How to write a great job description
It’s All In The Name – Your first challenge is to get a top candidate to click on your job posting from a large, mind numbing, and repetitive list of startling similar jobs. Research shows that job seekers click on jobs based on the name and reputation of the posting company and the job title. You can’t do much about your company name…but you sure can spice up your job title. Add action to your title that speaks directly to the opportunity the job offers.
Focus on Achievement – Studies indicate that the opportunity for advancement and interesting work are significantly higher drivers for job candidates than compensation. Make your positions attractive by describing what individuals can hope to accomplish in their new job.
Search for Success – Instead of turning your advertisement into a laundry list of desired skills, define your position in terms of the successes that qualified candidates will need to demonstrate.
Convey Excitement – The best job postings are those that are fun to read. You know which ones they are – descriptions that have the reader saying, “That sounds like an interesting job.” Take the time to understand the position, get excited about your company’s culture and the promise of the opportunity. If you wouldn’t want to apply, no one else will either.
Spell out true requirements – If there are must-have technical or knowledge based requirements of the job, spell these out clearly and early in the post. People will be less inclined to read on and become interested in a position that they know from the outset they are unqualified for.

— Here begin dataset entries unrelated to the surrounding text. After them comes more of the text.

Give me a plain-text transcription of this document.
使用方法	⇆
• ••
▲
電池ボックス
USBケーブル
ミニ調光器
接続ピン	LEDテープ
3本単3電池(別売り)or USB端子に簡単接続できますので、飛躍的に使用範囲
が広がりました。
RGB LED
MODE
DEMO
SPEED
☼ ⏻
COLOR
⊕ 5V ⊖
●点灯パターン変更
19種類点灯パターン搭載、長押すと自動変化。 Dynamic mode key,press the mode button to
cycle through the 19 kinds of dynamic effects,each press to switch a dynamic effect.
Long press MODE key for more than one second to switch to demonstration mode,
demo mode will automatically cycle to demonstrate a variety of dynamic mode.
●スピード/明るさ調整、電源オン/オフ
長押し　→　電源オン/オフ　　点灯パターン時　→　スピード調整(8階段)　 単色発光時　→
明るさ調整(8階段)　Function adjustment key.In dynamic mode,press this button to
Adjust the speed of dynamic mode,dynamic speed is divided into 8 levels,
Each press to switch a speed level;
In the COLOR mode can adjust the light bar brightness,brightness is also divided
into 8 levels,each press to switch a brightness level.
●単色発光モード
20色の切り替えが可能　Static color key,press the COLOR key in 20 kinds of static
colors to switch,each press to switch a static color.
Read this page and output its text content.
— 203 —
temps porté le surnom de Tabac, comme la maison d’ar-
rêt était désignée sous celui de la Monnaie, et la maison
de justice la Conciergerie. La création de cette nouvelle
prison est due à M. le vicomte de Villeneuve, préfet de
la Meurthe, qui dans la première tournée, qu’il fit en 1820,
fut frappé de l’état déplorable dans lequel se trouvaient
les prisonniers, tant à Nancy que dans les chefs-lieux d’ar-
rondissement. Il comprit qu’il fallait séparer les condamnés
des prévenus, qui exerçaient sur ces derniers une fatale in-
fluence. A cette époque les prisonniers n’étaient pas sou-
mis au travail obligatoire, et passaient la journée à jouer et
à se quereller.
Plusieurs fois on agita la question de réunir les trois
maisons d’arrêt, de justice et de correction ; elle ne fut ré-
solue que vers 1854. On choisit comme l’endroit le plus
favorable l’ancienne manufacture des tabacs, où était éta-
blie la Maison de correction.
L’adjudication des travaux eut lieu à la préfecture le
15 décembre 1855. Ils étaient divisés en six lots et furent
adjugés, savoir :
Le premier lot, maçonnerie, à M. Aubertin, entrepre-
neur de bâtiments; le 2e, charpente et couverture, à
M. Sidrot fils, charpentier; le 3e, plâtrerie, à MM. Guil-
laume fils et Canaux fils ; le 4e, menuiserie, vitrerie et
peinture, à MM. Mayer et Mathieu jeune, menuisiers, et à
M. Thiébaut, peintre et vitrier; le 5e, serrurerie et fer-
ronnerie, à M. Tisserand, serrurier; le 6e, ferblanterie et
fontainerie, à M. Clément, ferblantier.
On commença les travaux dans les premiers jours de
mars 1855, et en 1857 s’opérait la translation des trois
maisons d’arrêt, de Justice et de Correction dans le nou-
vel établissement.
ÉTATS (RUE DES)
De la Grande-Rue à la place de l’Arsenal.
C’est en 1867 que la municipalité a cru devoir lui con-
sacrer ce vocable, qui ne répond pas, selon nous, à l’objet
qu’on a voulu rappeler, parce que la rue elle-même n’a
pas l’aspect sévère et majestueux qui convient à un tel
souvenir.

Set job seeker expectations appropriately – By doing a good job of defining the daily responsibilities of the job, you will also be discouraging people who don’t wish to do those things.
Require Homework - Consider asking for a cover letter with each application. This simple request will often weed out people that are taking a flyer on a job they really don’t know much about. Have your candidate solve a tough problem, submit a piece of code. Watch out, while this could be fun, it may also deter candidates who you may have been interested in.